Un linguiste appelle à sauvegarder les savoirs acquis grâce aux langues
Un linguiste appelle à sauvegarder les savoirs acquis grâce aux langues

SENEGAL-CULTURE

Dakar, 11 fév (APS) – Le linguiste Oumar Sow Diagne, professeur de langues à l’Institut français de Dakar, appelle à sauvegarder les savoirs acquis à travers le temps, grâce aux langues.

”Aujourd’hui, les prières, les chants subsistent à travers le temps dans plusieurs langues, même si on n’a pas forcément une compréhension de ces langues-là. Il est nécessaire de sauvegarder ces savoirs-là et cela peut être beaucoup plus simple qu’on ne le pense”, a-t-il déclaré.

S’exprimant dans un entretien avec l’APS, au terme d’un atelier axé sur le thème ”Tàkhamtiku, goûter de la langue, transmettre la parole”, organisé dans le cadre d’une exposition sur ”les identités linguistiques flottantes”, M. Diagne soutient que les savoirs oraux ne nécessitent pas forcément une compréhension.

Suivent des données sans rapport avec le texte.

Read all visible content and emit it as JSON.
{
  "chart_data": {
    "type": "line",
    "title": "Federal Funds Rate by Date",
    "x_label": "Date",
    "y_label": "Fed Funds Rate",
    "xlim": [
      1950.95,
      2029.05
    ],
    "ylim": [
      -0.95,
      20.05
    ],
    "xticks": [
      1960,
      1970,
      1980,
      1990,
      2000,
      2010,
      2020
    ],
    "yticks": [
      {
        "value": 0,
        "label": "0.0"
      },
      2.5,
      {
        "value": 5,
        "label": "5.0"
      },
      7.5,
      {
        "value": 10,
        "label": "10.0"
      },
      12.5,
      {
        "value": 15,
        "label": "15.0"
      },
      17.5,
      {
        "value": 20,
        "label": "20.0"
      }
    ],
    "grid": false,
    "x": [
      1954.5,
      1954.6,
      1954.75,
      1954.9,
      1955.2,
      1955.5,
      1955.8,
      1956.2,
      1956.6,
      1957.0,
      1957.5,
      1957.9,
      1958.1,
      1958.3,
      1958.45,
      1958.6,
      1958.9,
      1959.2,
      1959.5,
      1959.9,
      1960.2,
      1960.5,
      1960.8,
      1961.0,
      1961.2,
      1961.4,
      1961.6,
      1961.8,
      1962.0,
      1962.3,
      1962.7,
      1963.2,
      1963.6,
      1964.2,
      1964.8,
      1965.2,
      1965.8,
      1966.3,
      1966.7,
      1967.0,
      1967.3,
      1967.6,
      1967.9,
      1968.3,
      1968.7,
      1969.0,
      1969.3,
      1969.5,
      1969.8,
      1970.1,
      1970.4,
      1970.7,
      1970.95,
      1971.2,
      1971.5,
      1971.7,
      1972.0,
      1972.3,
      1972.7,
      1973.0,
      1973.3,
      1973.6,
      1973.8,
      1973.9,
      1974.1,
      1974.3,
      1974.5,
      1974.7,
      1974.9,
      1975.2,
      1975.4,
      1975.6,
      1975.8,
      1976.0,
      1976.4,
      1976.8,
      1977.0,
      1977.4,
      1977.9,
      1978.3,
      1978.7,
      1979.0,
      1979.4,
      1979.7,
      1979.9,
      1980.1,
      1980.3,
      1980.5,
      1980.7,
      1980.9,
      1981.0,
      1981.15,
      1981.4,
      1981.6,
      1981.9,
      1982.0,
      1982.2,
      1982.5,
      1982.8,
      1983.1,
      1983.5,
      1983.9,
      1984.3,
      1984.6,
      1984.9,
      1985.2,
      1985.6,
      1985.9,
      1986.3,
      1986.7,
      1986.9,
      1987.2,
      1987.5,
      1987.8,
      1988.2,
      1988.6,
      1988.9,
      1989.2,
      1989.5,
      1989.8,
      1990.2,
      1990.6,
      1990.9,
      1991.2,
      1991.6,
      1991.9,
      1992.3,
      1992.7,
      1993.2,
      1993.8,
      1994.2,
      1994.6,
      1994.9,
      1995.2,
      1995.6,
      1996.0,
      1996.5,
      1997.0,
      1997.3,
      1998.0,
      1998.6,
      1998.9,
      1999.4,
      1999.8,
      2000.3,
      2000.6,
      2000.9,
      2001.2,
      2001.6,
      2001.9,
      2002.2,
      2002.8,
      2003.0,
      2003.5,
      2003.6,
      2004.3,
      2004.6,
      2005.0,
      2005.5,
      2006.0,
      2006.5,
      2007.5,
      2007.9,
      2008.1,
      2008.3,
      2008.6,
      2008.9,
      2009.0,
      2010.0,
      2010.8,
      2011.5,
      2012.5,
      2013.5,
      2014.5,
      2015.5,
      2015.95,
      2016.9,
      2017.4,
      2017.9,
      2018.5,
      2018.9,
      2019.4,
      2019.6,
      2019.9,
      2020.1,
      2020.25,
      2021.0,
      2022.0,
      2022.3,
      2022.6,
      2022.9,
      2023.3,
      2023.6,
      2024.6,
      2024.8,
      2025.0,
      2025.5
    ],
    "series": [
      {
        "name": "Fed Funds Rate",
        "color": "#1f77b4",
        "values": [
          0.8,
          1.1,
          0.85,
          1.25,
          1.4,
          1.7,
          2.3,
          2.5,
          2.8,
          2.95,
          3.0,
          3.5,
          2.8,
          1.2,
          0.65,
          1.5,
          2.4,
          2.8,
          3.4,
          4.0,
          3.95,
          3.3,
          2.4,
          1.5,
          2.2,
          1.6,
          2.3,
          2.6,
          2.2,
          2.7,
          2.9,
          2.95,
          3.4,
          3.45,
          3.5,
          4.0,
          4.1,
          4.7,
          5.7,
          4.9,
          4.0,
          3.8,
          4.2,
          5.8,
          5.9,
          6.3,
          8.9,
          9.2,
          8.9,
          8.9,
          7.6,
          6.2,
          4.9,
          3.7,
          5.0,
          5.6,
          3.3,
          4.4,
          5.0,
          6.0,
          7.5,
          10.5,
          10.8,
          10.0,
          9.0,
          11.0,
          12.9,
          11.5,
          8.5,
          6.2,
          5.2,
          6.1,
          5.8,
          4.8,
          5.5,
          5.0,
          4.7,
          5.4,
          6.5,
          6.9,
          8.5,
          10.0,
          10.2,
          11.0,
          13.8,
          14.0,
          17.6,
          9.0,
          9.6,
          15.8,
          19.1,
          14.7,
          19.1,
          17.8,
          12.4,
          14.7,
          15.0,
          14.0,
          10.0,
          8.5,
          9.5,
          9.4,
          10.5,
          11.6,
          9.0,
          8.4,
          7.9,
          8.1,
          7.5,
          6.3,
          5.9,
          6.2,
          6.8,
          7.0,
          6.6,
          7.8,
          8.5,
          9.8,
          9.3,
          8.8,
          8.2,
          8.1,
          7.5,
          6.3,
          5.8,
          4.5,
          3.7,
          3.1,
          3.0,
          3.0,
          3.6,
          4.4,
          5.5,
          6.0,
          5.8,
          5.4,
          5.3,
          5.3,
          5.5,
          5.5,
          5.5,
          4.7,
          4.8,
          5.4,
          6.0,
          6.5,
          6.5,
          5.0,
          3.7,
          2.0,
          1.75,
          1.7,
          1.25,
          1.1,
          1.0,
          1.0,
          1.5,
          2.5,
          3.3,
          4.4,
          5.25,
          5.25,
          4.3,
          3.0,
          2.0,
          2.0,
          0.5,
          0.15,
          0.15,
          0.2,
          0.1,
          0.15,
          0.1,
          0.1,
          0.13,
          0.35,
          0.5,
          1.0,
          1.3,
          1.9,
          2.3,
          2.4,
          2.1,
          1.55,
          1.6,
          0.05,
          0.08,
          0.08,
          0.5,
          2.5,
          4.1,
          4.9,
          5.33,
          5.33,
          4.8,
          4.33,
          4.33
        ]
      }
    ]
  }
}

Selon lui, le ”Tàkhamtiku” auquel il fait allusion, revient lorsqu’un locuteur connaît ”bien le sens des choses qu’il a envie de transmettre”.

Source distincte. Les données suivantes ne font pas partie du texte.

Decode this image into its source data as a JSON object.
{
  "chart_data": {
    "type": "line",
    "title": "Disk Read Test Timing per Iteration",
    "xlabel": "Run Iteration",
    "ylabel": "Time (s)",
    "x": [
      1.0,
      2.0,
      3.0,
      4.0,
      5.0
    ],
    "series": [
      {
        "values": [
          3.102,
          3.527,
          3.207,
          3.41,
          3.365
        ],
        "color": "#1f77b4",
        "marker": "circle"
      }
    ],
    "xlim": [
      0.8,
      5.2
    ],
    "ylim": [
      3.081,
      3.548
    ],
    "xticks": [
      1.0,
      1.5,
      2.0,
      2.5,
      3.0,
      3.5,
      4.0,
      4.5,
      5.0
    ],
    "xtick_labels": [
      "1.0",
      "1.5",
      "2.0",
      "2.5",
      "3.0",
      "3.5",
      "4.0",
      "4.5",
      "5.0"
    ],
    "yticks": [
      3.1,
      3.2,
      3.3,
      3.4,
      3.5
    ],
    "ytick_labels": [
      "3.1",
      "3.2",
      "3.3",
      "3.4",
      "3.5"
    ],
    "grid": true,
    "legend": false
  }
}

”On peut avoir plusieurs identités linguistiques, certaines peuvent être plus fortes que d’autres, mais cela reste toujours une richesse, car on a la possibilité de pouvoir véhiculer des messages, mais avec des images différentes”, fait-il valoir.

Il y a selon lui une différence à faire entre ”l’identité linguistique et l’insécurité linguistique”.

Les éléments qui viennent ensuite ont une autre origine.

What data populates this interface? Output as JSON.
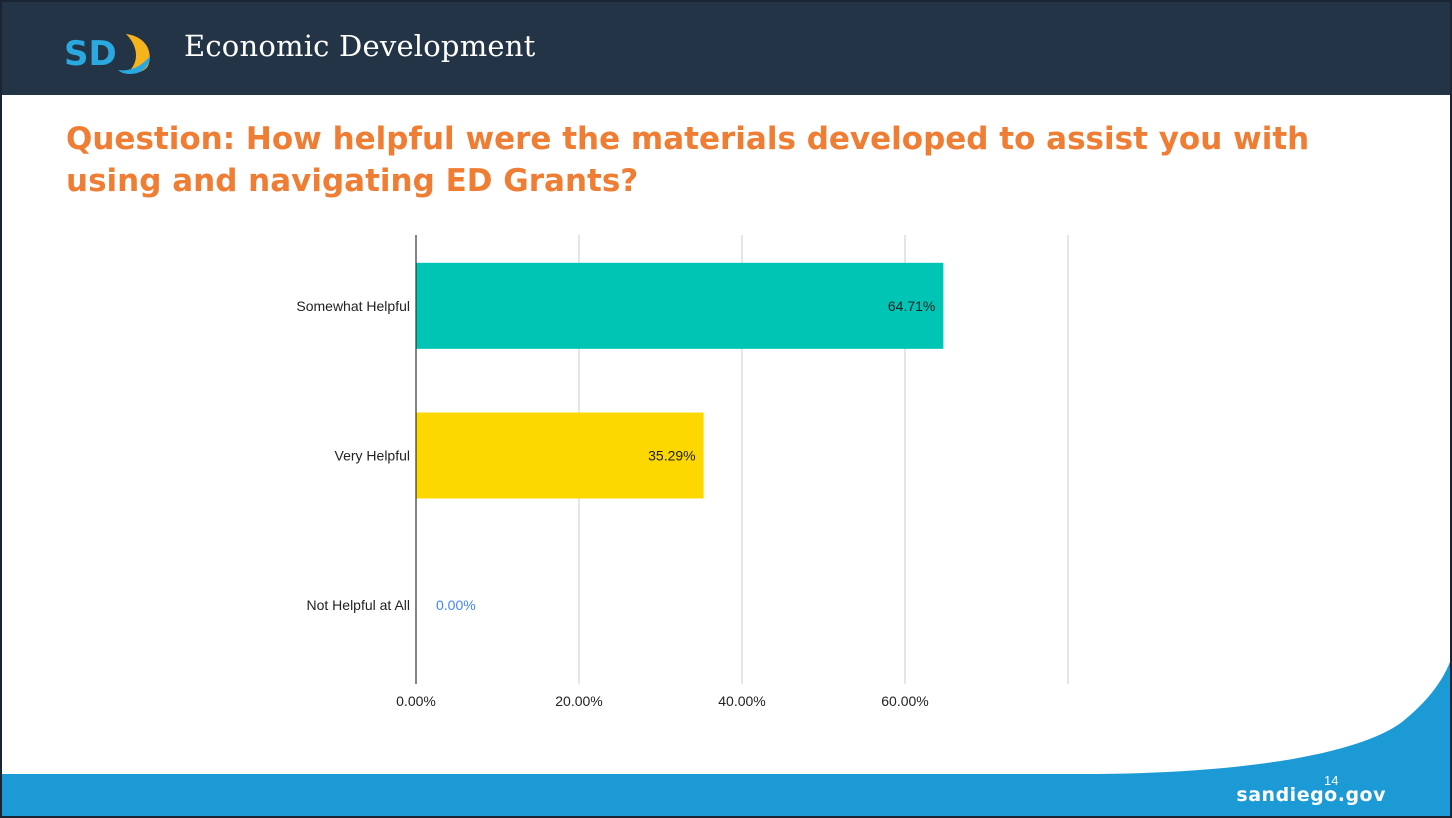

L’identité linguistique, explique-t-il, c’est le fait d’appartenir ou de s’identifier à une langue donnée, “dans notre expression de tous les jours ou bien quand on veut faire passer un message ou une émotion”.

”Alors que l’insécurité linguistique, ce n’est pas le fait de mal parler une langue, mais c’est beaucoup plus le ressentiment qu’on a quand on dit qu’on parle mal une langue et qu’on refuse de la parler ou bien quand on hésite à l’utiliser”, a-t-il poursuivi.

Parlant de l’identité linguistique chez les binationaux, il a évoqué la nécessité d’interroger cette dimension de ”flottement” de la langue qui, selon lui, demeure à la fois une ”richesse” ou une ”insécurité linguistique” lorsqu’il y en a plusieurs.

”Généralement, les langues disparaissent en fonction des espaces où elles sont utilisées. La transmission, au départ, n’est pas forcément dans une situation de transmission des sens mais beaucoup plus dans le fait d’être en immersion dans une langue donnée”, ajoute Oumar Sow Diagne.